The past, still happening
Psychiatrist Bessel van der Kolk spent decades studying what trauma does to the brain and body. His central finding, documented in The Body Keeps the Score, is that traumatic experience is not stored like an ordinary memory. It is stored as a physical state the body returns to. A sound, a smell, a tone of voice. The nervous system reads it as danger and the threat response fires before there is any time to think.
Your loved one isn't choosing to react that way. The part of the brain that would normally signal safety went offline during the original trauma, and the survival system is running the show. That's why a calm conversation can flip in seconds. That's why the smallest thing can become the biggest thing.

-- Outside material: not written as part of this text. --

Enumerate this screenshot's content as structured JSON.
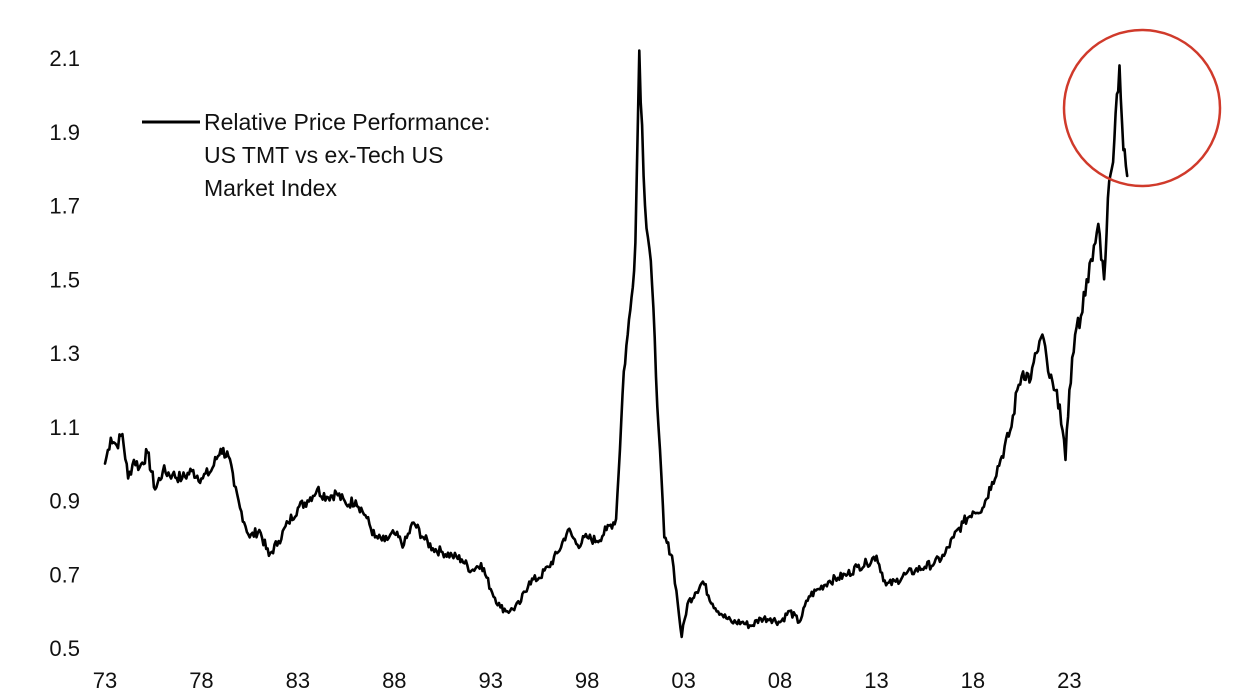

Hypervigilance is exhausting from the inside too
Psychiatrist Stephen Porges developed the Polyvagal Theory to explain how the autonomic nervous system constantly scans the environment for cues of safety or danger, a process he calls neuroception. In people with PTSD, that scanner is set to high alert. They notice the exit in every room. They flinch at sounds you don't hear. They can't settle, even when nothing is happening, because their nervous system is certain something is about to.
It costs them enormously. It costs you too. Living alongside a nervous system in overdrive will pull at your own. Researchers call this co-regulation: we are wired to pick up on each other's physiological states. That isn't your weakness. That's two people in a room, one of them in a state the other one can feel.
“Your loved one isn't pushing you away. Their nervous system is doing what it learned to do.”
Triggers aren't logical, and that's not a flaw
Judith Herman, whose foundational work Trauma and Recovery shaped how clinicians understand PTSD, wrote that traumatic symptoms simultaneously demand and defy speech. The link between what's happening now and what happened then can be invisible, even to your loved one. They may react without knowing why. You may react to their reaction and also not know why.
The work is not to map every trigger. The work is to stop expecting the response to look reasonable from the outside when the inside is running a completely different programme.
What actually helps
Predictability helps. A calm, consistent tone of voice helps. Slower pace, quieter environment, fewer questions in the moment. Van der Kolk's research consistently shows that the path back from a triggered state runs through the body, not through logic. Naming what is present, gently: 'I'm here. We're in the kitchen. It's Tuesday.' Grounding in the senses. Quiet.
What doesn't help: reasoning with a survival brain when it is online, taking the response personally, or trying to fix it in the moment. The window for conversation opens after regulation, not before.